Yeah...um...I have an old 80mm case fan that I don't use anymore. It's got 4 LED's and when I turn the blades, the lights light up?? Why?? There's no power being applied to it and the thing lights up. Is there maybe a generator in it??


----------



## Fr4665 (Nov 18, 2004)

well if you look at it. any electric motor u operate backwars will generate electricity. so a motor is basically a generator. 

like for example if u take a small servo motor electrical one for an RC car and start turning it, itl generate electricity and if u touch the wires that go to the regular batery youll get shocked.


----------



## agentRed (Nov 7, 2006)

That's odd  Thanks for the info though. 

I'm guessing the gearing in one of those servos, when reversed, makes the motor spin a whole lot faster than it should, right?


----------



## carsey (Aug 19, 2006)

My fans dont light up.
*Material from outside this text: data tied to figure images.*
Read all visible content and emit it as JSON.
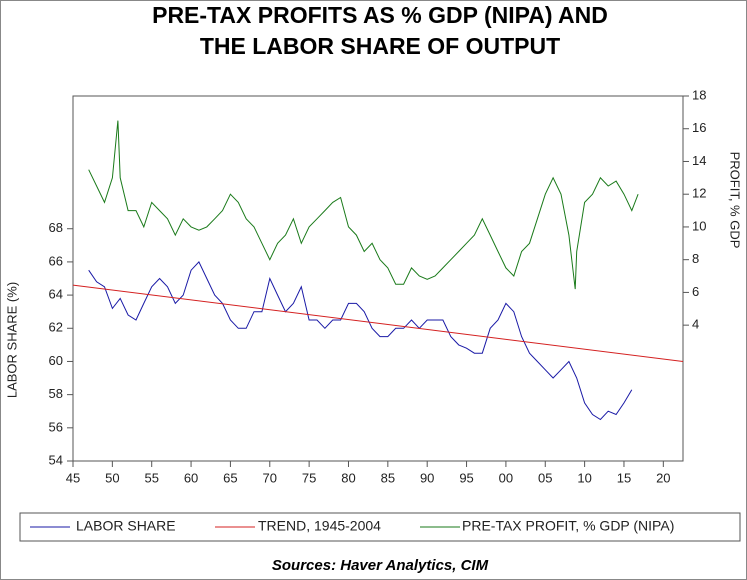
{
  "chart_data": {
    "type": "line",
    "title": [
      "PRE-TAX PROFITS AS % GDP (NIPA) AND",
      "THE LABOR SHARE OF OUTPUT"
    ],
    "ylabel": "LABOR SHARE (%)",
    "y2label": "PROFIT, % GDP",
    "source": "Sources:  Haver Analytics, CIM",
    "xlim": [
      1945,
      2022.5
    ],
    "xticks": [
      {
        "value": 1945,
        "label": "45"
      },
      {
        "value": 1950,
        "label": "50"
      },
      {
        "value": 1955,
        "label": "55"
      },
      {
        "value": 1960,
        "label": "60"
      },
      {
        "value": 1965,
        "label": "65"
      },
      {
        "value": 1970,
        "label": "70"
      },
      {
        "value": 1975,
        "label": "75"
      },
      {
        "value": 1980,
        "label": "80"
      },
      {
        "value": 1985,
        "label": "85"
      },
      {
        "value": 1990,
        "label": "90"
      },
      {
        "value": 1995,
        "label": "95"
      },
      {
        "value": 2000,
        "label": "00"
      },
      {
        "value": 2005,
        "label": "05"
      },
      {
        "value": 2010,
        "label": "10"
      },
      {
        "value": 2015,
        "label": "15"
      },
      {
        "value": 2020,
        "label": "20"
      }
    ],
    "ylim": [
      54,
      76
    ],
    "yticks": [
      54,
      56,
      58,
      60,
      62,
      64,
      66,
      68
    ],
    "y2lim": [
      -4.3,
      18
    ],
    "y2ticks": [
      4,
      6,
      8,
      10,
      12,
      14,
      16,
      18
    ],
    "series": [
      {
        "name": "LABOR SHARE",
        "color": "#1a1aa6",
        "x": [
          1947,
          1948,
          1949,
          1950,
          1951,
          1952,
          1953,
          1954,
          1955,
          1956,
          1957,
          1958,
          1959,
          1960,
          1961,
          1962,
          1963,
          1964,
          1965,
          1966,
          1967,
          1968,
          1969,
          1970,
          1971,
          1972,
          1973,
          1974,
          1975,
          1976,
          1977,
          1978,
          1979,
          1980,
          1981,
          1982,
          1983,
          1984,
          1985,
          1986,
          1987,
          1988,
          1989,
          1990,
          1991,
          1992,
          1993,
          1994,
          1995,
          1996,
          1997,
          1998,
          1999,
          2000,
          2001,
          2002,
          2003,
          2004,
          2005,
          2006,
          2007,
          2008,
          2009,
          2010,
          2011,
          2012,
          2013,
          2014,
          2015,
          2016
        ],
        "values": [
          65.5,
          64.8,
          64.5,
          63.2,
          63.8,
          62.8,
          62.5,
          63.5,
          64.5,
          65.0,
          64.5,
          63.5,
          64.0,
          65.5,
          66.0,
          65.0,
          64.0,
          63.5,
          62.5,
          62.0,
          62.0,
          63.0,
          63.0,
          65.0,
          64.0,
          63.0,
          63.5,
          64.5,
          62.5,
          62.5,
          62.0,
          62.5,
          62.5,
          63.5,
          63.5,
          63.0,
          62.0,
          61.5,
          61.5,
          62.0,
          62.0,
          62.5,
          62.0,
          62.5,
          62.5,
          62.5,
          61.5,
          61.0,
          60.8,
          60.5,
          60.5,
          62.0,
          62.5,
          63.5,
          63.0,
          61.5,
          60.5,
          60.0,
          59.5,
          59.0,
          59.5,
          60.0,
          59.0,
          57.5,
          56.8,
          56.5,
          57.0,
          56.8,
          57.5,
          58.3
        ]
      },
      {
        "name": "TREND, 1945-2004",
        "color": "#d42020",
        "x": [
          1945,
          2022.5
        ],
        "values": [
          64.6,
          60.0
        ]
      },
      {
        "name": "PRE-TAX PROFIT, % GDP (NIPA)",
        "color": "#1a7a1a",
        "axis": "y2",
        "x": [
          1947,
          1948,
          1949,
          1950,
          1950.7,
          1951,
          1952,
          1953,
          1954,
          1955,
          1956,
          1957,
          1958,
          1959,
          1960,
          1961,
          1962,
          1963,
          1964,
          1965,
          1966,
          1967,
          1968,
          1969,
          1970,
          1971,
          1972,
          1973,
          1974,
          1975,
          1976,
          1977,
          1978,
          1979,
          1980,
          1981,
          1982,
          1983,
          1984,
          1985,
          1986,
          1987,
          1988,
          1989,
          1990,
          1991,
          1992,
          1993,
          1994,
          1995,
          1996,
          1997,
          1998,
          1999,
          2000,
          2001,
          2002,
          2003,
          2004,
          2005,
          2006,
          2007,
          2008,
          2008.8,
          2009,
          2010,
          2011,
          2012,
          2013,
          2014,
          2015,
          2016,
          2016.8
        ],
        "values": [
          13.5,
          12.5,
          11.5,
          13.0,
          16.5,
          13.0,
          11.0,
          11.0,
          10.0,
          11.5,
          11.0,
          10.5,
          9.5,
          10.5,
          10.0,
          9.8,
          10.0,
          10.5,
          11.0,
          12.0,
          11.5,
          10.5,
          10.0,
          9.0,
          8.0,
          9.0,
          9.5,
          10.5,
          9.0,
          10.0,
          10.5,
          11.0,
          11.5,
          11.8,
          10.0,
          9.5,
          8.5,
          9.0,
          8.0,
          7.5,
          6.5,
          6.5,
          7.5,
          7.0,
          6.8,
          7.0,
          7.5,
          8.0,
          8.5,
          9.0,
          9.5,
          10.5,
          9.5,
          8.5,
          7.5,
          7.0,
          8.5,
          9.0,
          10.5,
          12.0,
          13.0,
          12.0,
          9.5,
          6.2,
          8.5,
          11.5,
          12.0,
          13.0,
          12.5,
          12.8,
          12.0,
          11.0,
          12.0
        ]
      }
    ]
  }
}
Maybe the LEDs are on a different circuit.


----------



## agentRed (Nov 7, 2006)

Well...I spun the fan with a jet of co2 and it spun so fast, the LED's lit up, and then popped D:


----------



## Fr4665 (Nov 18, 2004)

maybe that was a little toooo fast depends how the motors are configured in the fans. some do it some dont.


----------



## nick.rambo (Jan 11, 2007)

There are a lot of LED fans that will light up if you spin the blades quickly. I'm not sure if all LED fans will.. but all three of mine do. (2 80mm, 1 120mm)
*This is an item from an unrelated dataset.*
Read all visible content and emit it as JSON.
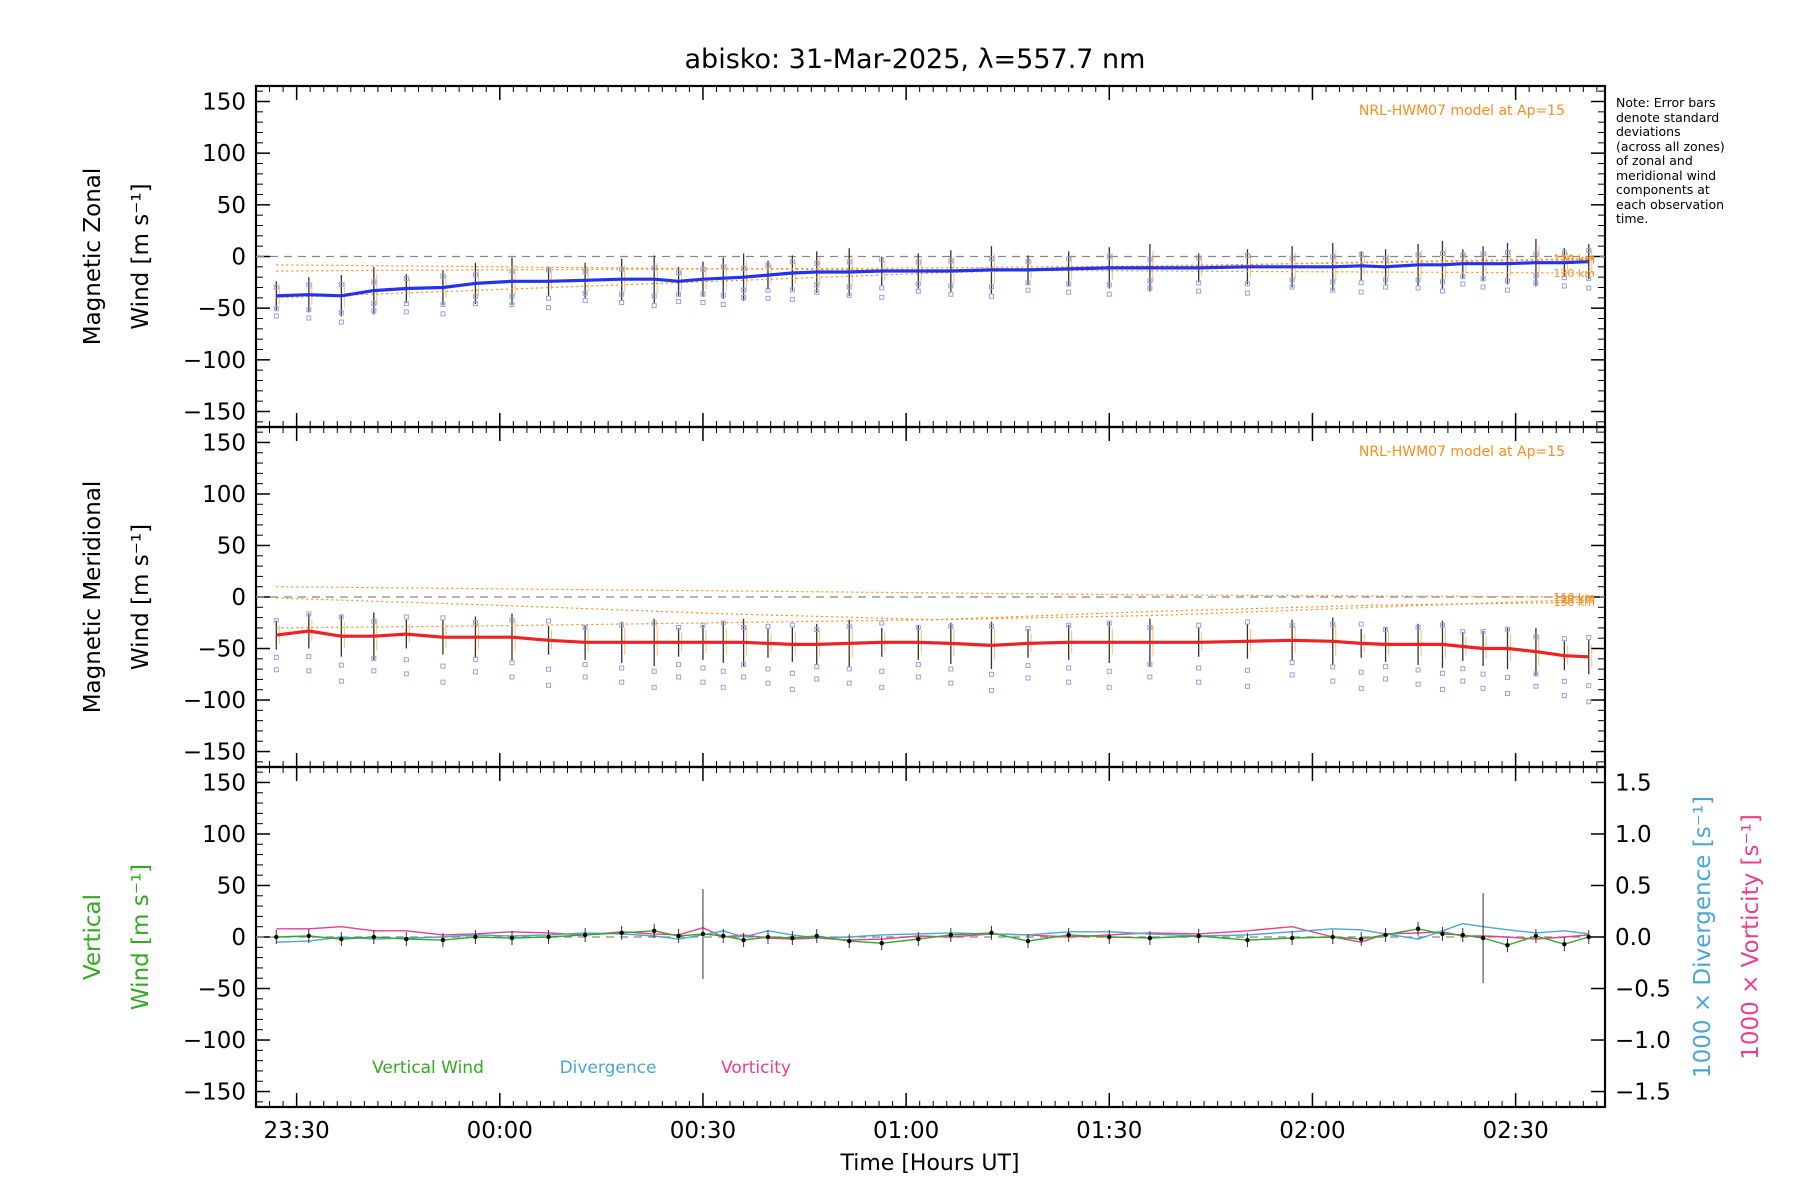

I just assumed that the power from the case spun the fan blades, and the spinning acted as a means of energy for the LED's to light up.


----------



## Ralck (Dec 10, 2004)

The power from your power supply normally powers both the fan spinning and the LED's.

However, spinning the fan is manually turning the motor (instead of letting the electric current doing it). Basically, energy is conserved. This means that the electric energy is converted into mechanical energy to make the fan spin. Vice Versa, mechanical energy can be converted to electric energy, such as through a generator. When you blow the compressed air over the fan blades to make it spin, this is actually turning the motor into a generator, which makes a small electric current usually refered to as Back EMF. That is why when you spin the fan, the LED's light up.
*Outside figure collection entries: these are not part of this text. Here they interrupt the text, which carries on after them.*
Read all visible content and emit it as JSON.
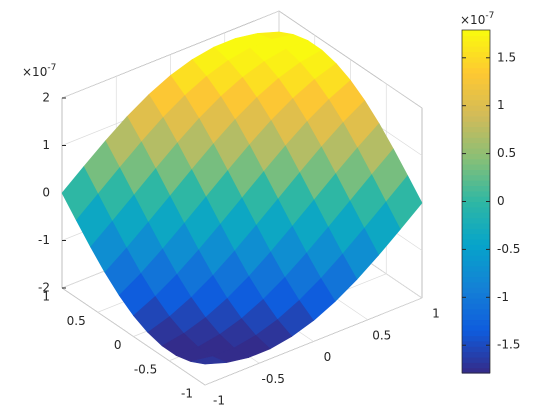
{
  "chart_data": {
    "type": "surface",
    "x": [
      -1,
      -0.8,
      -0.6,
      -0.4,
      -0.2,
      0,
      0.2,
      0.4,
      0.6,
      0.8,
      1
    ],
    "y": [
      -1,
      -0.8,
      -0.6,
      -0.4,
      -0.2,
      0,
      0.2,
      0.4,
      0.6,
      0.8,
      1
    ],
    "z": [
      [
        -1.56,
        -1.71,
        -1.79,
        -1.79,
        -1.71,
        -1.56,
        -1.34,
        -1.06,
        -0.73,
        -0.37,
        0
      ],
      [
        -1.71,
        -1.79,
        -1.79,
        -1.71,
        -1.56,
        -1.34,
        -1.06,
        -0.73,
        -0.37,
        0,
        0.37
      ],
      [
        -1.79,
        -1.79,
        -1.71,
        -1.56,
        -1.34,
        -1.06,
        -0.73,
        -0.37,
        0,
        0.37,
        0.73
      ],
      [
        -1.79,
        -1.71,
        -1.56,
        -1.34,
        -1.06,
        -0.73,
        -0.37,
        0,
        0.37,
        0.73,
        1.06
      ],
      [
        -1.71,
        -1.56,
        -1.34,
        -1.06,
        -0.73,
        -0.37,
        0,
        0.37,
        0.73,
        1.06,
        1.34
      ],
      [
        -1.56,
        -1.34,
        -1.06,
        -0.73,
        -0.37,
        0,
        0.37,
        0.73,
        1.06,
        1.34,
        1.56
      ],
      [
        -1.34,
        -1.06,
        -0.73,
        -0.37,
        0,
        0.37,
        0.73,
        1.06,
        1.34,
        1.56,
        1.71
      ],
      [
        -1.06,
        -0.73,
        -0.37,
        0,
        0.37,
        0.73,
        1.06,
        1.34,
        1.56,
        1.71,
        1.79
      ],
      [
        -0.73,
        -0.37,
        0,
        0.37,
        0.73,
        1.06,
        1.34,
        1.56,
        1.71,
        1.79,
        1.79
      ],
      [
        -0.37,
        0,
        0.37,
        0.73,
        1.06,
        1.34,
        1.56,
        1.71,
        1.79,
        1.79,
        1.71
      ],
      [
        0,
        0.37,
        0.73,
        1.06,
        1.34,
        1.56,
        1.71,
        1.79,
        1.79,
        1.71,
        1.56
      ]
    ],
    "xlim": [
      -1,
      1
    ],
    "ylim": [
      -1,
      1
    ],
    "zlim": [
      -2,
      2
    ],
    "xticks": [
      -1,
      -0.5,
      0,
      0.5,
      1
    ],
    "yticks": [
      -1,
      -0.5,
      0,
      0.5,
      1
    ],
    "zticks": [
      -2,
      -1,
      0,
      1,
      2
    ],
    "z_multiplier": "×10",
    "z_exponent": "-7",
    "grid": true,
    "colorbar": {
      "clim": [
        -1.79,
        1.79
      ],
      "ticks": [
        -1.5,
        -1,
        -0.5,
        0,
        0.5,
        1,
        1.5
      ],
      "multiplier": "×10",
      "exponent": "-7"
    }
  }
}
However, *NEVER* spin the fan blades on an LED fan. LED's are designed to have current pass through them in a certain direction. If you manually spin a fan, two bad things could happen. First, you could spin it so fast that too much current goes through and breaks the LED's. Second, and the more likely, the Back EMF generated could cause the current to go through the LED's backwards, which would make them pop. In fact, this Back EMF could actually go back to your motherboard and damage that as well.

This is why, with an LED fans, you always want to unplug it from your system and hold the blades when blowing compressed air on them so they don't spin. With non-LED fans, you should at least unplug those from your computer as well, because their Back EMF could damage your motherboard as well.


----------